August 9, 2007

Virgin America Takes Off

Virgin America, headquartered in Burlingame California, has started operations today with daily flights to New York and Los Angeles. As reported in Aviation and Aerospace:

Sir Richard Branson, founder of the Virgin Group that owns 25 per cent of Virgin America and licenses the Virgin brand, will jet into town. Virgin America Chief Executive Officer Fred Reid, San Francisco Mayor Gavin Newsom and possibly Gov Arnold Schwarzenegger will be in attendance. Newsom and Schwarzenegger lobbied Branson to have Virgin America set up its headquarters in the Bay Area. The state also put up nearly $13 million in job-training funds as inducements for the carrier to open its corporate headquarters in Frisco.

Virgin America first set up office operations in 2004, promising to create excitement, offer jobs and create an economic ripple in the Bay Area.

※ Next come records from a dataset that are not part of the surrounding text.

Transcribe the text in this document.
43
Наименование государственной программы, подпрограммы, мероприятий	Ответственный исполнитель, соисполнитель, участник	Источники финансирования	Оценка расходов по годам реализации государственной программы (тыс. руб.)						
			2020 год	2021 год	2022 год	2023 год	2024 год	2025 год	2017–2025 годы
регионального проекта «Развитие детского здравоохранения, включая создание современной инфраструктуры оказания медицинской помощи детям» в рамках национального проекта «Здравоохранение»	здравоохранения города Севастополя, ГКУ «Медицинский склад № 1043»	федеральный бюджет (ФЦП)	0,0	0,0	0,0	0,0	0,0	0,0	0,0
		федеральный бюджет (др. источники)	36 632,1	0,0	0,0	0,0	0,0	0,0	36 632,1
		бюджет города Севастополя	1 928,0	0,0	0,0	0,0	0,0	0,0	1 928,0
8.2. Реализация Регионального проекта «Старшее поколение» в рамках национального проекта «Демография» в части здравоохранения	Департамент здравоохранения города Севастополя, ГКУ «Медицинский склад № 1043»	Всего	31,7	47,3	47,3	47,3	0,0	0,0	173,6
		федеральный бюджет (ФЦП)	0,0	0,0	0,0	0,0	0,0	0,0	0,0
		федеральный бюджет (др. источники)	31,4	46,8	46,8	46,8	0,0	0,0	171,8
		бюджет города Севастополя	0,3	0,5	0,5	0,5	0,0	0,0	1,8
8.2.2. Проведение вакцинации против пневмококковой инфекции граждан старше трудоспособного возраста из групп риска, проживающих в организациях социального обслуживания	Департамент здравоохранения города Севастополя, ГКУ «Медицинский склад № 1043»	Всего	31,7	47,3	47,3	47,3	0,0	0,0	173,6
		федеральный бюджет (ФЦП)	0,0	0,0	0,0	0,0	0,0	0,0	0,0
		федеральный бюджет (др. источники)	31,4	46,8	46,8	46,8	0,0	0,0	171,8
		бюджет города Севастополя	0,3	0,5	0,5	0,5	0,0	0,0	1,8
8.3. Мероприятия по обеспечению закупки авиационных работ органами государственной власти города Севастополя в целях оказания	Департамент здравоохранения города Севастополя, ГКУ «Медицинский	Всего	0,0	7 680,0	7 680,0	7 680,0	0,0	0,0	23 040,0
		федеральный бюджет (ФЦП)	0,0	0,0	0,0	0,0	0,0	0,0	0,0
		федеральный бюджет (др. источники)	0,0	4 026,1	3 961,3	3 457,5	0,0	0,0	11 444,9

It took three years, but funding has fallen into place, and the Transportation Department has overcome its fright of foreign ownership and given a green signal to Virgin America’s flight plans. The airline has hired about 500 of the estimated 3,000 to 5,000 employees it expects to eventually have on its rolls. About 100 are pilots and another 100 are flight attendants. Most staffers will be based in the Bay Area.

Not all of Virgin America’s employees are in the Bay Area. The carrier uses reservations agents who work from their homes around the US. Virgin America also outsources many of its IT needs to CSS Corp, a San Jose company that further farms out the work to its outfit in Chennai, India. Justifying these practices, CSS chief marketing officer Ajmal Noorani says: “Virgin America is offering a very high-quality service at a cut-throat price, and it needs to keep its IT lean and mean.

A 10-year-old company, CSS employs just 45 people in San Jose, and 5,000 worldwide in its offices in New York, Washington, Singapore and India. It is also setting up operations in Poland and Ireland. In 2004, Virgin America received nearly $13 million in job development funding from the Employment Training Panel, associated with the California Employment Development Department, to create Bay Area jobs. Officials expect the company will use the money to retrain some of the thousands of Bay Area aviation industry workers laid off in the post-9 / 11 US airline meltdown.